A new study published in the New England Journal of Medicine suggests that the mammalian target of rapamycin complex (mTORC) affects vasculopathy in patients with antiphospholipid syndrome (APS).

Circulating autoantibodies in patients with APS cause fibrosis, thrombotic events and vascular cellular infiltrates which often lead to life-threatening complications such as myocardial infarction or renal failure. “Vasculopathy associated with APS was already fairly well described in many organs, but the molecular pathways involved were unknown”, says author Dr Fabiola Terzi (INSERM U1151, Université Paris Descartes, France).

Credit: NPG

In a set of experiments focused on the identification of these molecular pathways, Terzi and colleagues compared samples from a cohort of patients with APS, SLE or both diseases, together with a previously described cohort of patients who received a kidney transplant and had antiphospholipid antibodies or not.

The authors showed that vessels from patients with APS nephropathy had increased mTORC activation. Importantly, when compared with control IgG antibodies, polyclonal antiphospholipid antibodies induced significantly higher phosphorylation of mTORC pathway members S6RP and AKT in a human microvascular endothelial cell line, a process that was dependent on the phosphatidylinositol 3-kinase pathway.

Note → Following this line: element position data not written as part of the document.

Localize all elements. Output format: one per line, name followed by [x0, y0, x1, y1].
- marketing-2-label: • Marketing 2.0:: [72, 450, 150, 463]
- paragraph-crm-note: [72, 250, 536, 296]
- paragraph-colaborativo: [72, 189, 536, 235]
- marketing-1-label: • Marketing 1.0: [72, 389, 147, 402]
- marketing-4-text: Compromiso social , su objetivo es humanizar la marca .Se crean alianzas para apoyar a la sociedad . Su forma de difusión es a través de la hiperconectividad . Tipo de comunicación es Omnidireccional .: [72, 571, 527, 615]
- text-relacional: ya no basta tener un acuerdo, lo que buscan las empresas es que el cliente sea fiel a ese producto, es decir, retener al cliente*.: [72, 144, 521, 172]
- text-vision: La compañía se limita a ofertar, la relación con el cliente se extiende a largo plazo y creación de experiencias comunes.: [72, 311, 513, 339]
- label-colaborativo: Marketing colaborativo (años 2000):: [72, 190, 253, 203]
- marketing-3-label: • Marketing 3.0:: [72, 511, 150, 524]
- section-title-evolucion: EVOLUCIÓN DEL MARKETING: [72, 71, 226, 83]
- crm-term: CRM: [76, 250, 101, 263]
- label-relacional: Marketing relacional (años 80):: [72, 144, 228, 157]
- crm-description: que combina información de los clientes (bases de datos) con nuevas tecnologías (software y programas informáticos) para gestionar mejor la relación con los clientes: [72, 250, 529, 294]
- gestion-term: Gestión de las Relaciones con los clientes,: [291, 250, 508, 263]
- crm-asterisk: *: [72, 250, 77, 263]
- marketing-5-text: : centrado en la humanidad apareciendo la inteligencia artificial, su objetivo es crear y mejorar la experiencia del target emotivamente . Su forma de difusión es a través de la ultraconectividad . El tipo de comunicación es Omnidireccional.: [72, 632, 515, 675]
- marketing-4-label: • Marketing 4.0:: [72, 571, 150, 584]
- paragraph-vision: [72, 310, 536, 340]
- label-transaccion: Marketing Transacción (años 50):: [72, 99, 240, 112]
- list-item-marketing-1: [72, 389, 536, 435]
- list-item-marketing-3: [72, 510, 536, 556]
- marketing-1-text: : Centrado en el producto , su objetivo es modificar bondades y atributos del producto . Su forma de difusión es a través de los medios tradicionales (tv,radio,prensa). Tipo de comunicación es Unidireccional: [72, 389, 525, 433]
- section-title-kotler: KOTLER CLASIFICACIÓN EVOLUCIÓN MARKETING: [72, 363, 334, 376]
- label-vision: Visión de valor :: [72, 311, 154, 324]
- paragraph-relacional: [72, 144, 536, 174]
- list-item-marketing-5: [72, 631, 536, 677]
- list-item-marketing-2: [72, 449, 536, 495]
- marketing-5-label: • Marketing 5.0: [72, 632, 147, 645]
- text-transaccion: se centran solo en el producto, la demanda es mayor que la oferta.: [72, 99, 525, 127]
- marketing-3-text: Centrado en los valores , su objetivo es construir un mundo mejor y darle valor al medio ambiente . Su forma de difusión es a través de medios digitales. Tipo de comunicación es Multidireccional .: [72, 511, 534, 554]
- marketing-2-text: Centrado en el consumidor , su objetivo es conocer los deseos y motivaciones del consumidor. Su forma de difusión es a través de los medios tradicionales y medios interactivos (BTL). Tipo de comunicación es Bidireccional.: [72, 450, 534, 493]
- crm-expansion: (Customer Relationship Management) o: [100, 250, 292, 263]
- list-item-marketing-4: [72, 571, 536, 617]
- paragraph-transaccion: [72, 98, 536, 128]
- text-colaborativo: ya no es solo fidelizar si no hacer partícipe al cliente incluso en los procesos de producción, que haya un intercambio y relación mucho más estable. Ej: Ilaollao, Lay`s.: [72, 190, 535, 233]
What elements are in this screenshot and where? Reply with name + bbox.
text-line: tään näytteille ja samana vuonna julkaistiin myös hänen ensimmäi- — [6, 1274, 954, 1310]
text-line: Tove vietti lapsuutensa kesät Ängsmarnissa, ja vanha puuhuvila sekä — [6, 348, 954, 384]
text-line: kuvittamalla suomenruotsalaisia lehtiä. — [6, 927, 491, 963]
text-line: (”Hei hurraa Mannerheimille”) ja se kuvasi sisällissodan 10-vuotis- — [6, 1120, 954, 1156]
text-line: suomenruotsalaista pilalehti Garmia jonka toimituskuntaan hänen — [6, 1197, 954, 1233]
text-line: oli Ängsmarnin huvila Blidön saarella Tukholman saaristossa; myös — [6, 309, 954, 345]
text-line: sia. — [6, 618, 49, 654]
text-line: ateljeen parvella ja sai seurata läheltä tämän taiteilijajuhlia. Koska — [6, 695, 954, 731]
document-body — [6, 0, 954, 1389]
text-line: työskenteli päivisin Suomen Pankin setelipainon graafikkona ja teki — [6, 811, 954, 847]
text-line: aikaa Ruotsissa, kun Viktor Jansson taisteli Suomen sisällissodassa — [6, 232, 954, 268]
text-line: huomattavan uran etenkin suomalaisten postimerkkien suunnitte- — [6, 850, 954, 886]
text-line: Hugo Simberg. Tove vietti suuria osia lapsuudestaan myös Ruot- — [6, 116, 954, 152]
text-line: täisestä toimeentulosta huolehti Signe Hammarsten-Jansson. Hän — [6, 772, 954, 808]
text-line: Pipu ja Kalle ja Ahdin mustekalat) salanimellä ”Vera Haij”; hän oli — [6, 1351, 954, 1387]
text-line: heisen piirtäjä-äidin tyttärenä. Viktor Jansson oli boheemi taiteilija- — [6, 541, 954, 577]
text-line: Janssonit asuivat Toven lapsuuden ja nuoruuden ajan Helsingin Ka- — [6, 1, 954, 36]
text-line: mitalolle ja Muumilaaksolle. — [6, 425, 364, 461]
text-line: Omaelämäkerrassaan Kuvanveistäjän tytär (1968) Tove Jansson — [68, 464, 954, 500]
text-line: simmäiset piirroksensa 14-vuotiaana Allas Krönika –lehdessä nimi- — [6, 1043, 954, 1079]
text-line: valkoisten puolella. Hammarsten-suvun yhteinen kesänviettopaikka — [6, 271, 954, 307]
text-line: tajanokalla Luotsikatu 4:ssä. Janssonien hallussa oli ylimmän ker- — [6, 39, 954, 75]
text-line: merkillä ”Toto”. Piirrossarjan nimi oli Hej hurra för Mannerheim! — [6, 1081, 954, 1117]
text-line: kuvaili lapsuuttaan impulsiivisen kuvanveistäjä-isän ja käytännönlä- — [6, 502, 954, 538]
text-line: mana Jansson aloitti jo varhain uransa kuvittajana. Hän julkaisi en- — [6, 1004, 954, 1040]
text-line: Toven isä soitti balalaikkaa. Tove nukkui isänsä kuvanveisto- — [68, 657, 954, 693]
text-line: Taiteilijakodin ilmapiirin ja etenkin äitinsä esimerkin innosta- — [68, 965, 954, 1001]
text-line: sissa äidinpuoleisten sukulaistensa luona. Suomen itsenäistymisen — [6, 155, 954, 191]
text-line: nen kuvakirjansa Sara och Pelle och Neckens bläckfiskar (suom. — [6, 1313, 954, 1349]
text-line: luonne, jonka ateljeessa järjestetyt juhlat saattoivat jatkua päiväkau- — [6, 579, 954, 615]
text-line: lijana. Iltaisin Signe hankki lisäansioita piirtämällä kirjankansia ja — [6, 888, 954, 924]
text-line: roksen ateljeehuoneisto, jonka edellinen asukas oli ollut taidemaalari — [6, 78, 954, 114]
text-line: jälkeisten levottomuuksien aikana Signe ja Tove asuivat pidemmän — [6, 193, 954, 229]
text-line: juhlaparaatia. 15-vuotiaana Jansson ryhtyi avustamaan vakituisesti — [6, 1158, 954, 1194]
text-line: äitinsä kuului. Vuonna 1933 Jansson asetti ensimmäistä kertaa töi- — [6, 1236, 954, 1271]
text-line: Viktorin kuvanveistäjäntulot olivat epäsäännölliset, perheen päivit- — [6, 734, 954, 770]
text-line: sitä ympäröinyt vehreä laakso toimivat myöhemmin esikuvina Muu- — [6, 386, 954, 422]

Further evidence of the importance of the mTORC pathway in APS vasculopathy was provided by analysis of patients with kidney transplants: among those with antiphospholipid antibodies, 7 out of 10 (70%) patients who received the mTOR inhibitor sirolimus (also known as rapamycin) as immunosuppressive therapy had well preserved kidney function 144 months after transplantation, whereas only 3 out of 27 (11%) patients who were not treated with sirolimus had functional kidneys at that time.

The processes by which antiphospholipid antibodies activate mTORC is still mostly unknown, but the authors intend to “identify the receptors of antiphospholipid antibodies that activate the AKT/mTORC pathway in endothelial cells”. Terzi adds that these findings “uncovered a new therapeutic strategy for the treatment of the most severe forms of APS” and “open a new field of investigation on how antiphospholipid antibodies may damage vessels leading to organ failure”.